Our dog was one of a litter of ten puppies. About half of them looked like him: dark with brindle fur. The other half looked almost like golden retrievers: light fur with no brindle.
We asked our vet about this and she thought that there must have been different fathers of Dylan’s litter. It turns out because female dogs produce more than one egg it is possible (and not uncommon) for a single litter of puppies to have multiple sires if the female mates with more than one male in rapid succession while in heat (if you are to meet Dylan, please don’t mention this to him).
It also turns out that having multiple fathers per “litter” is possible anytime a female mammal produces more than one egg and has multiple partners during ovulation.

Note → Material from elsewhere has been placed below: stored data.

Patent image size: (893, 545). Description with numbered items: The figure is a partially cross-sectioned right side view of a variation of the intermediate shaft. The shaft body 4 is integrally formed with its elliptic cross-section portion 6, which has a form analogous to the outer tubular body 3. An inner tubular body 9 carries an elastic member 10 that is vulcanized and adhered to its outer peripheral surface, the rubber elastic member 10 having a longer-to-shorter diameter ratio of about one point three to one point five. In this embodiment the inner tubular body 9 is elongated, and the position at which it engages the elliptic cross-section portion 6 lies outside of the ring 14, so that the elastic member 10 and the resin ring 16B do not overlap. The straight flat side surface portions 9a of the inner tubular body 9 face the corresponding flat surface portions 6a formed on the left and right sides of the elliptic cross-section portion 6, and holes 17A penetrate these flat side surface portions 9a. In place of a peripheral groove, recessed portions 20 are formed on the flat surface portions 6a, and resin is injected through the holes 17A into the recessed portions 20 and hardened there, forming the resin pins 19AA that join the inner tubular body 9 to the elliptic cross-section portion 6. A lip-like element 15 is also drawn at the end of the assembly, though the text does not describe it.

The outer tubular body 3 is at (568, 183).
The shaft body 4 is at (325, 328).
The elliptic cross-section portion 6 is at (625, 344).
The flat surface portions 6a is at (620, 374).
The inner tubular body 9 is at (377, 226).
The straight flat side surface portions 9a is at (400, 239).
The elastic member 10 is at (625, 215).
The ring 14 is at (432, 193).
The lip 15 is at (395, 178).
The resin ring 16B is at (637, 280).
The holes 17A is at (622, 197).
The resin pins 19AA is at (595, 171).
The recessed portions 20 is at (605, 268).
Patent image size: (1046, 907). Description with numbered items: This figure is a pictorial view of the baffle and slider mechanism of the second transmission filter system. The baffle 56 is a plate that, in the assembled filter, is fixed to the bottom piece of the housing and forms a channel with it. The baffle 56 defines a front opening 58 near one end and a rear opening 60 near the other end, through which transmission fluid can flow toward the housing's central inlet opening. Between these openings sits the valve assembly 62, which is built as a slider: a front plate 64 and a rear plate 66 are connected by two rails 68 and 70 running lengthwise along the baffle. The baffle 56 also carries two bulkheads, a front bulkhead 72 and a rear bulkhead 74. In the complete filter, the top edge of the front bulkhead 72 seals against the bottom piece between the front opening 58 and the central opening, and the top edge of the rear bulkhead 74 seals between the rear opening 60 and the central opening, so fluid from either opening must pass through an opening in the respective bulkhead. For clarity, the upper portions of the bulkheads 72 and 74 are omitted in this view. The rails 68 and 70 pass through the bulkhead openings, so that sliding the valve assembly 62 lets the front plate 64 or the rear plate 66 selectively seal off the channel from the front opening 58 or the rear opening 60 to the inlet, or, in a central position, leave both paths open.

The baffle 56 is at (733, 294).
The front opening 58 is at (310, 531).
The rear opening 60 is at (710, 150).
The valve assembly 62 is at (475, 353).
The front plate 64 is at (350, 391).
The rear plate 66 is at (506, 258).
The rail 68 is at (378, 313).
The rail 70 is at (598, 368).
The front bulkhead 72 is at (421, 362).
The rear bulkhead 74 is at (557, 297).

Including humans. When a female human has twins with two different fathers, it is called heteropaternal superfecundation. How common is heteropaternal superfecundation? Three such cases were found in a parentage test database of 39,000 records. The frequency of heteropaternal superfecundation among dizygotic (fraternal) twins whose parents were involved in paternity suits was 2.4% in one recent study. Another study estimated that 1 in 400 fraternal twins are bi-paternal.
Wow I’d only heard of one situation like this and it was determined that the test tube had not been cleaned between fertilizations: http://www.telegraph.co.uk/news/science/science-news/3296760/Mother-who-had-one-black-and-one-white-twin.html
Thanks John for teaching me something new today. I have NEVER heard of this term… and the idea of it all is kind of nuts!
Really… I learned something I have NEVER heard of.. Thanks John for raising the bar and teaching me something new! Appreciate it.
Oh my goodness, now I am truly worried about Brian looking so different and being so much bigger and stronger than his brothers.